The 51-year-old is seen by many as a safe pair of hands in this unprecedented situation, Bjorn’s captaincy of the winning 2018 European side in France was widely applauded. Unlike his American counterpart, Jim Furyk, the Dane arrived at Le Golf National armed with a team well suited to the straight-hitting demands of the course. Bjorn had clearly done his homework and planned meticulously.

Still, as Lawrie pointed out this week, it would be odd indeed if a man involved in the selection process were to be appointed to a role that is not only prestigious, but highly lucrative. So if Bjorn is to be a candidate, he would surely recuse himself from the aforementioned five-strong committee.

Regardless, Bjorn just might get the job if past (and winning) experience is, as Olazabal pointed out, seen as a vital part of the transition from controversy to calm.

There’s another side to this though. More than one player asked for anonymity when espousing the cynical view that Bjorn (a past chairman of the tour’s tournament committee and now a member of the board of directors) will ultimately benefit most from his establishment credentials.

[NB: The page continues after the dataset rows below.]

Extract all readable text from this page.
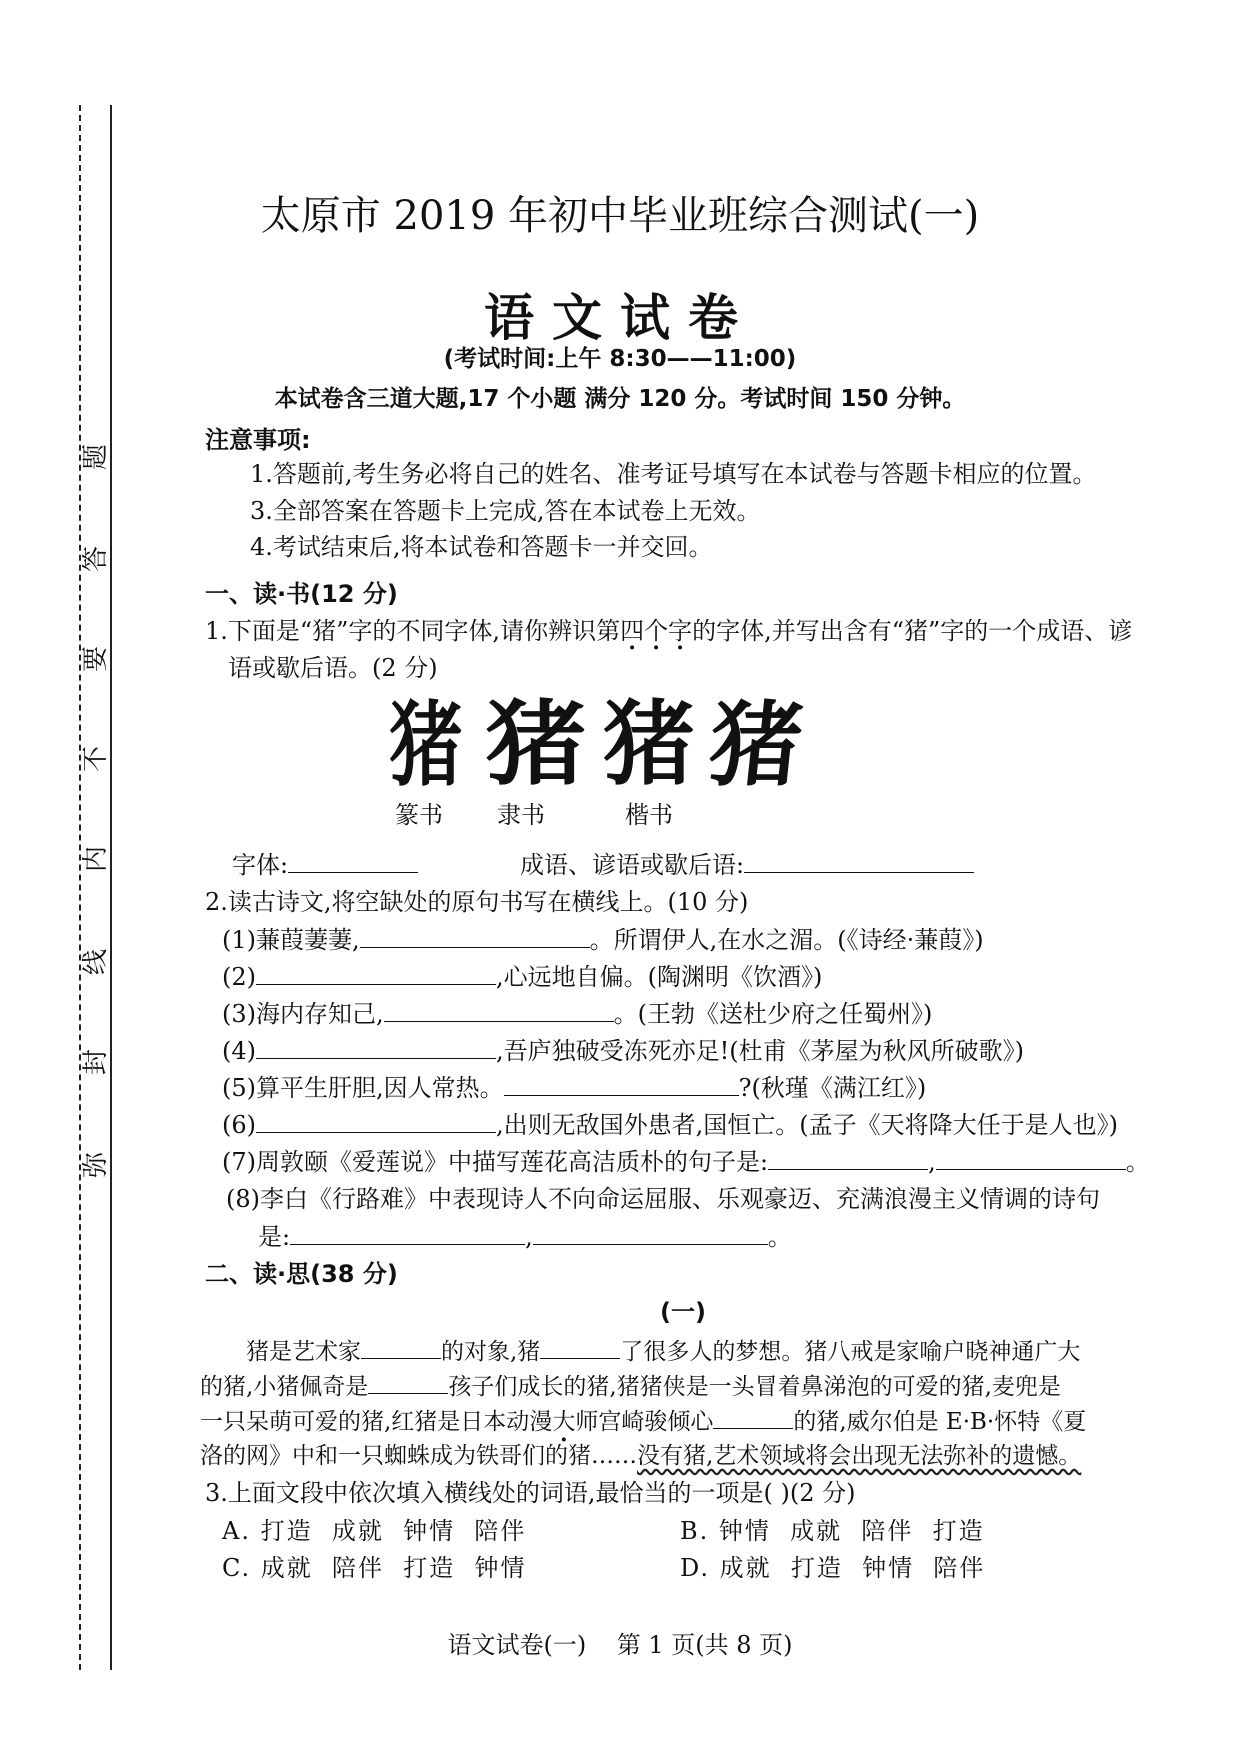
题
答
要
不
内
线
封
弥
太原市 2019 年初中毕业班综合测试(一)
语文试卷
(考试时间:上午 8:30——11:00)
本试卷含三道大题,17 个小题 满分 120 分。考试时间 150 分钟。
注意事项:
1.答题前,考生务必将自己的姓名、准考证号填写在本试卷与答题卡相应的位置。
3.全部答案在答题卡上完成,答在本试卷上无效。
4.考试结束后,将本试卷和答题卡一并交回。
一、读·书(12 分)
1.下面是“猪”字的不同字体,请你辨识第四个字的字体,并写出含有“猪”字的一个成语、谚
语或歇后语。(2 分)
猪 猪 猪 猪
篆书 隶书	楷书
字体:	成语、谚语或歇后语:
2.读古诗文,将空缺处的原句书写在横线上。(10 分)
(1)蒹葭萋萋,	。所谓伊人,在水之湄。(《诗经·蒹葭》)
(2)	,心远地自偏。(陶渊明《饮酒》)
(3)海内存知己,	。(王勃《送杜少府之任蜀州》)
(4)	,吾庐独破受冻死亦足!(杜甫《茅屋为秋风所破歌》)
(5)算平生肝胆,因人常热。	?(秋瑾《满江红》)
(6)	,出则无敌国外患者,国恒亡。(孟子《天将降大任于是人也》)
(7)周敦颐《爱莲说》中描写莲花高洁质朴的句子是:	,	。
(8)李白《行路难》中表现诗人不向命运屈服、乐观豪迈、充满浪漫主义情调的诗句
是:	,	。
二、读·思(38 分)
(一)
猪是艺术家	的对象,猪	了很多人的梦想。猪八戒是家喻户晓神通广大
的猪,小猪佩奇是	孩子们成长的猪,猪猪侠是一头冒着鼻涕泡的可爱的猪,麦兜是
一只呆萌可爱的猪,红猪是日本动漫大师宫崎骏倾心	的猪,威尔伯是 E·B·怀特《夏
洛的网》中和一只蜘蛛成为铁哥们的猪……没有猪,艺术领域将会出现无法弥补的遗憾。
3.上面文段中依次填入横线处的词语,最恰当的一项是( )(2 分)
A. 打造  成就  钟情  陪伴	B. 钟情  成就  陪伴  打造
C. 成就  陪伴  打造  钟情	D. 成就  打造  钟情  陪伴
语文试卷(一)    第 1 页(共 8 页)
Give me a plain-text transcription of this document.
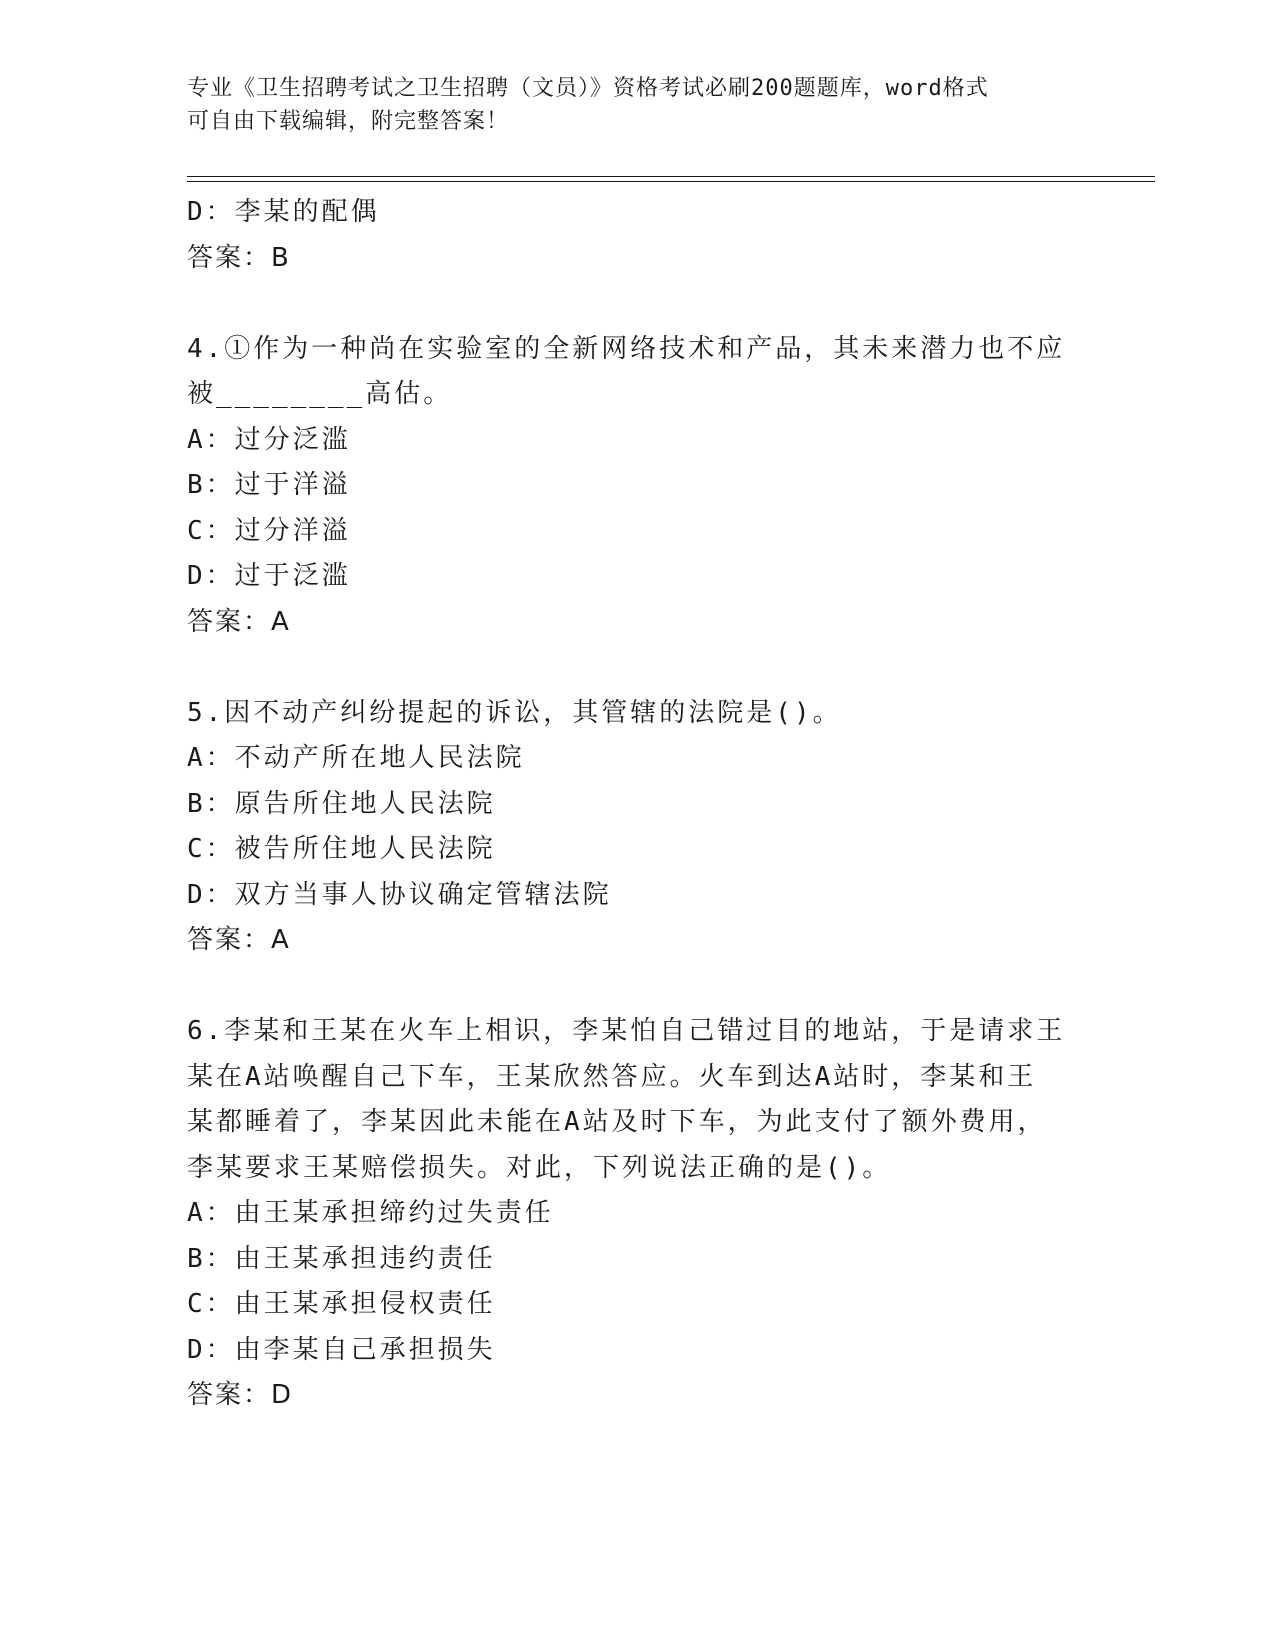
专业《卫生招聘考试之卫生招聘（文员）》资格考试必刷200题题库，word格式
可自由下载编辑，附完整答案！
D：李某的配偶
答案：B
4.①作为一种尚在实验室的全新网络技术和产品，其未来潜力也不应
被________高估。
A：过分泛滥
B：过于洋溢
C：过分洋溢
D：过于泛滥
答案：A
5.因不动产纠纷提起的诉讼，其管辖的法院是()。
A：不动产所在地人民法院
B：原告所住地人民法院
C：被告所住地人民法院
D：双方当事人协议确定管辖法院
答案：A
6.李某和王某在火车上相识，李某怕自己错过目的地站，于是请求王
某在A站唤醒自己下车，王某欣然答应。火车到达A站时，李某和王
某都睡着了，李某因此未能在A站及时下车，为此支付了额外费用，
李某要求王某赔偿损失。对此，下列说法正确的是()。
A：由王某承担缔约过失责任
B：由王某承担违约责任
C：由王某承担侵权责任
D：由李某自己承担损失
答案：D
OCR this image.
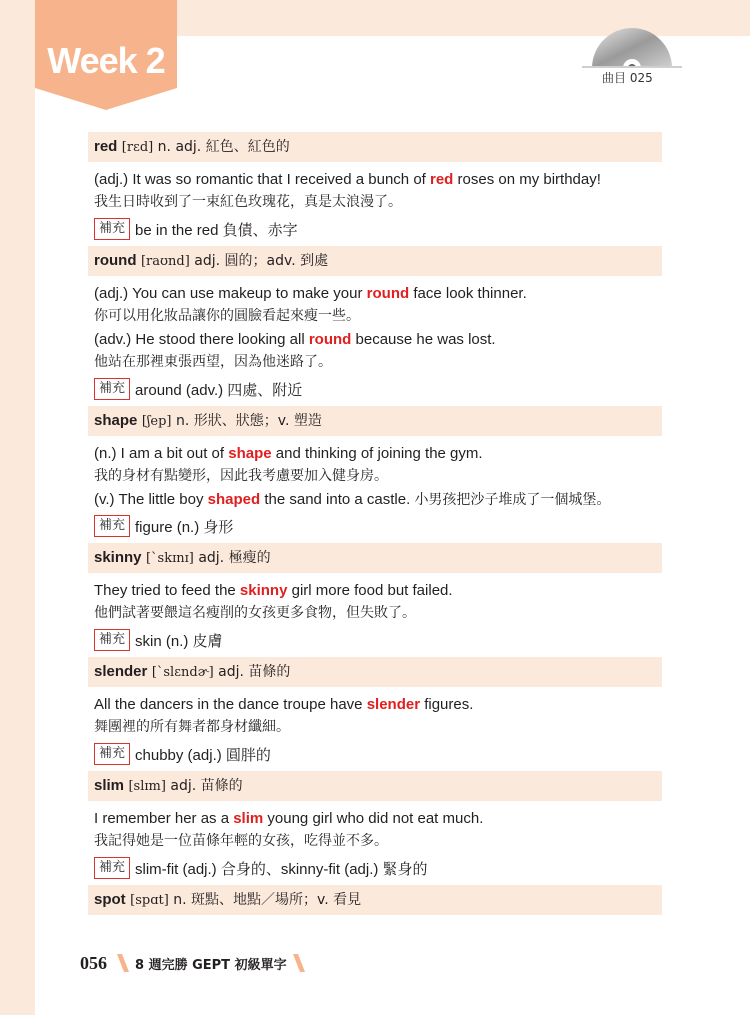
Week 2	曲目 025
red [rɛd] n. adj. 紅色、紅色的
(adj.) It was so romantic that I received a bunch of red roses on my birthday!
我生日時收到了一束紅色玫瑰花，真是太浪漫了。
補充 be in the red 負債、赤字
round [raʊnd] adj. 圓的；adv. 到處
(adj.) You can use makeup to make your round face look thinner.
你可以用化妝品讓你的圓臉看起來瘦一些。
(adv.) He stood there looking all round because he was lost.
他站在那裡東張西望，因為他迷路了。
補充 around (adv.) 四處、附近
shape [ʃep] n. 形狀、狀態；v. 塑造
(n.) I am a bit out of shape and thinking of joining the gym.
我的身材有點變形，因此我考慮要加入健身房。
(v.) The little boy shaped the sand into a castle. 小男孩把沙子堆成了一個城堡。
補充 figure (n.) 身形
skinny [ˋskɪnɪ] adj. 極瘦的
They tried to feed the skinny girl more food but failed.
他們試著要餵這名瘦削的女孩更多食物，但失敗了。
補充 skin (n.) 皮膚
slender [ˋslɛndɚ] adj. 苗條的
All the dancers in the dance troupe have slender figures.
舞團裡的所有舞者都身材纖細。
補充 chubby (adj.) 圓胖的
slim [slɪm] adj. 苗條的
I remember her as a slim young girl who did not eat much.
我記得她是一位苗條年輕的女孩，吃得並不多。
補充 slim-fit (adj.) 合身的、skinny-fit (adj.) 緊身的
spot [spɑt] n. 斑點、地點／場所；v. 看見
056 8 週完勝 GEPT 初級單字
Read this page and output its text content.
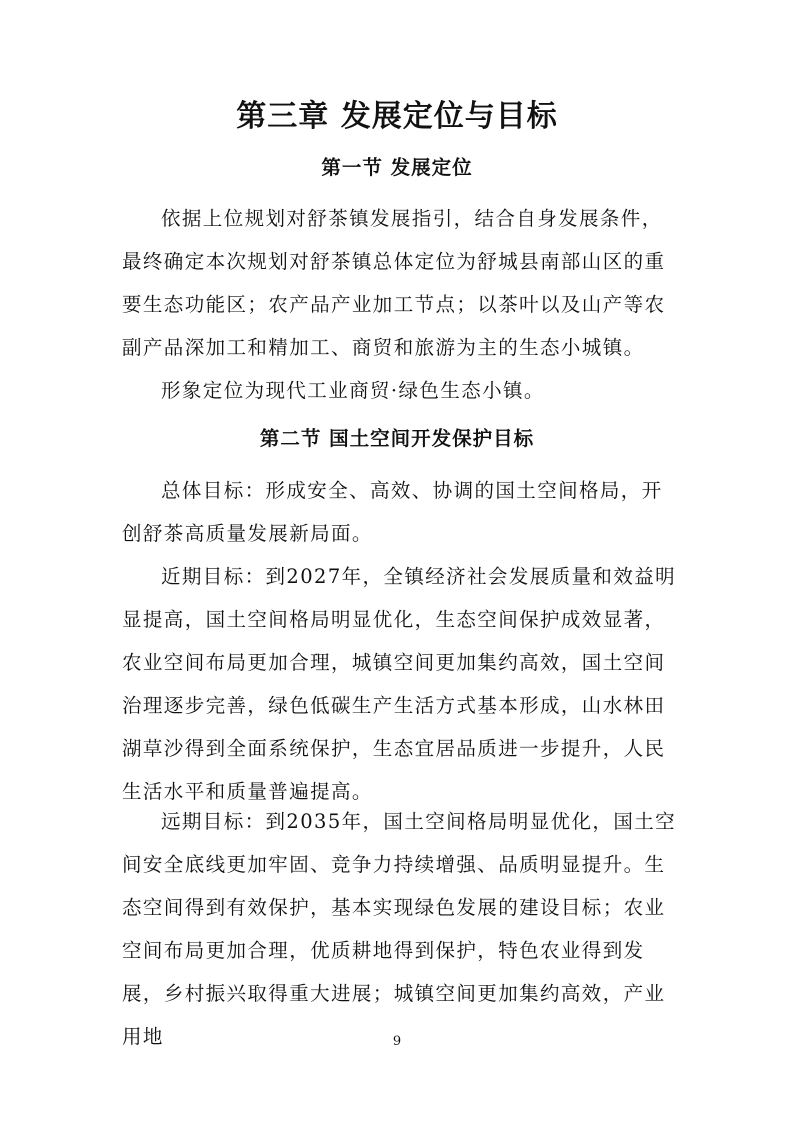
第三章 发展定位与目标
第一节 发展定位

依据上位规划对舒茶镇发展指引，结合自身发展条件，最终确定本次规划对舒茶镇总体定位为舒城县南部山区的重要生态功能区；农产品产业加工节点；以茶叶以及山产等农副产品深加工和精加工、商贸和旅游为主的生态小城镇。

形象定位为现代工业商贸·绿色生态小镇。

第二节 国土空间开发保护目标

总体目标：形成安全、高效、协调的国土空间格局，开创舒茶高质量发展新局面。

近期目标：到2027年，全镇经济社会发展质量和效益明显提高，国土空间格局明显优化，生态空间保护成效显著，农业空间布局更加合理，城镇空间更加集约高效，国土空间治理逐步完善，绿色低碳生产生活方式基本形成，山水林田湖草沙得到全面系统保护，生态宜居品质进一步提升，人民生活水平和质量普遍提高。

远期目标：到2035年，国土空间格局明显优化，国土空间安全底线更加牢固、竞争力持续增强、品质明显提升。生态空间得到有效保护，基本实现绿色发展的建设目标；农业空间布局更加合理，优质耕地得到保护，特色农业得到发展，乡村振兴取得重大进展；城镇空间更加集约高效，产业用地	9
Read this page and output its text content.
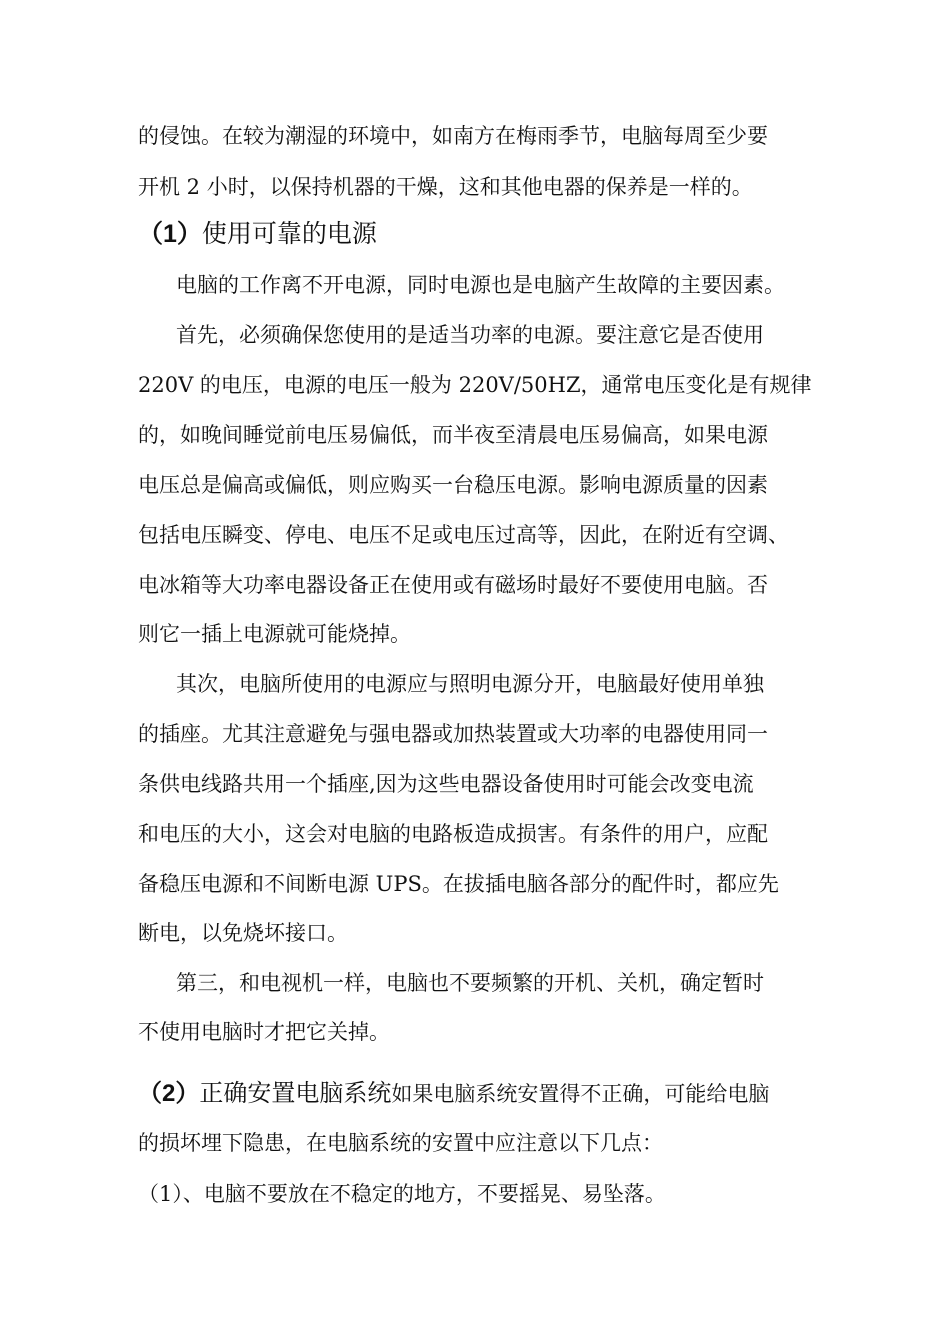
的侵蚀。在较为潮湿的环境中，如南方在梅雨季节，电脑每周至少要

开机 2 小时，以保持机器的干燥，这和其他电器的保养是一样的。

（1）使用可靠的电源

电脑的工作离不开电源，同时电源也是电脑产生故障的主要因素。

首先，必须确保您使用的是适当功率的电源。要注意它是否使用

220V 的电压，电源的电压一般为 220V/50HZ，通常电压变化是有规律

的，如晚间睡觉前电压易偏低，而半夜至清晨电压易偏高，如果电源

电压总是偏高或偏低，则应购买一台稳压电源。影响电源质量的因素

包括电压瞬变、停电、电压不足或电压过高等，因此，在附近有空调、

电冰箱等大功率电器设备正在使用或有磁场时最好不要使用电脑。否

则它一插上电源就可能烧掉。

其次，电脑所使用的电源应与照明电源分开，电脑最好使用单独

的插座。尤其注意避免与强电器或加热装置或大功率的电器使用同一

条供电线路共用一个插座,因为这些电器设备使用时可能会改变电流

和电压的大小，这会对电脑的电路板造成损害。有条件的用户，应配

备稳压电源和不间断电源 UPS。在拔插电脑各部分的配件时，都应先

断电，以免烧坏接口。

第三，和电视机一样，电脑也不要频繁的开机、关机，确定暂时

不使用电脑时才把它关掉。

（2）正确安置电脑系统如果电脑系统安置得不正确，可能给电脑

的损坏埋下隐患，在电脑系统的安置中应注意以下几点：

（1）、电脑不要放在不稳定的地方，不要摇晃、易坠落。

“It’s a done deal,” says one, summing up the prevailing sentiment. “Thomas will be looked after.”

Robert Karlsson

The lanky Swede is a long-shot this time round for a couple of reasons. First, rightly or wrongly, his nationality will be seen by many as hardly an asset in the current climate. And second, Karlsson, 52, is playing most of his golf on the PGA Tour Champions these days, not exactly the best way to stay on top of all things DP World Tour.

Still, by all accounts he was a stand-out assistant at the last two Ryder Cups. Look for him to possibly make it a hat-trick of back-up roles in Italy, particularly if Bjorn gets the top job.